Paul must also acknowledge the support his campaign receives from KKK, Neo-Nazi, and White Supremacist groups, and firmly denounce them. Paul is not a member or supporter of any of these groups, but they are inspired by Paul’s rhetoric, particularly his stance on Israel, which, according to attendees of the last CPAC, led to swarms of Paul supporters to, quoting David Horowitz, “vent their spleen against Israel as a Nazi state”, simply saying ‘these people support my ideas, I do not support theirs’ does not go far enough, especially when he continues to accept their campaign donations. One example of this sort of Paul supporter is Jules Manson, who claims that “Ron Paul is my god” and adds of our president that we should “assassinate that nigger and his family of monkeys.” Other Ron Paul supporters include Don Black of the American Nazi Party, former KKK Grand Wizard David Duke (whose gubernatorial race was endorsed by one of Paul’s newsletters), and, of course, Lew Rockwell, the supposed author of many of the newsletters.

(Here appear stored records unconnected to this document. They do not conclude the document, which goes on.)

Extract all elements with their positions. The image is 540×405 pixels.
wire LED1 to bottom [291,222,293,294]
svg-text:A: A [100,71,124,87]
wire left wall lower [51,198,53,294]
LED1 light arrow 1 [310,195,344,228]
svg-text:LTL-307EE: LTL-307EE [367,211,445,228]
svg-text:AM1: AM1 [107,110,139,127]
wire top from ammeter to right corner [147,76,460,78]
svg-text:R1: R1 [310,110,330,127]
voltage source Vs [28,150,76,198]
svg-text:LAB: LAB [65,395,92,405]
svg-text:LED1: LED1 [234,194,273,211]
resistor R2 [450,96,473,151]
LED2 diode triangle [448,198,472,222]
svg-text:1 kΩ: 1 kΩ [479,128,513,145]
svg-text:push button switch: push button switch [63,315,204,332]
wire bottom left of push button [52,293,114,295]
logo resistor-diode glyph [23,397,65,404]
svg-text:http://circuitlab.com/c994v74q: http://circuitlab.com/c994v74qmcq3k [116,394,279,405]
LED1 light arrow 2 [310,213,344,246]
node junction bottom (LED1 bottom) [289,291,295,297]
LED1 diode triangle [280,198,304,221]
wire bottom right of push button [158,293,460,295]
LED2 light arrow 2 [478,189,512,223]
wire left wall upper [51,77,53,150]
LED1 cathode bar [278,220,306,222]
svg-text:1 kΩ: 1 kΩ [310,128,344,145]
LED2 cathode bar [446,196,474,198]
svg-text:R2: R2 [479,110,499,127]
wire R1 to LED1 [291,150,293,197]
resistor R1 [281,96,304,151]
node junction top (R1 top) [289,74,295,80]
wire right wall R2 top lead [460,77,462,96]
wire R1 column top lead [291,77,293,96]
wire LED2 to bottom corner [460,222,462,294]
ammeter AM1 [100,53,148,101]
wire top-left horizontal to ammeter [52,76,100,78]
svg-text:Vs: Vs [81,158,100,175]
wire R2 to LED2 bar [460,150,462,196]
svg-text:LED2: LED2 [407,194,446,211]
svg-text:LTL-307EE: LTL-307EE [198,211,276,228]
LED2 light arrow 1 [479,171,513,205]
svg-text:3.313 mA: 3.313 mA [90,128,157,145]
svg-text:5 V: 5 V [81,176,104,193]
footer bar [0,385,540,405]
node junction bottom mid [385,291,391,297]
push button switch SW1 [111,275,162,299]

Paul’s weaknesses are his views on foreign policy, which many see as isolationist and naïve, and, I would argue, his character, as revealed by both his newsletters and his inability to accept his role in the publication of those newsletters.   His strength is his ability to articulate the libertarian arguments on issues on our ever increasing and ever encroaching size of the government.  Though Paul has become synonymous with the libertarian movement, the movement could and would survive on the power of its ideas, without such a shady figurehead whose flaws would ultimately endanger the success of both the Libertarian and Conservative movement.  Hopefully Ron Paul will soon falter from his current high perch and will allow other, more worthy speakers to succeed him as a spokesman for Libertarianism; perhaps it will be Paul’s son, Rand.  Until that day, libertarians of conscience should look for others who would better lead this country in a better direction, and many are undoubtedly already doing so.

To that last point, let me point out that one of the premier libertarian intellects alive today is Dr. Thomas Sowell. Recently, Dr. Sowell has endorsed Newt Gingrich.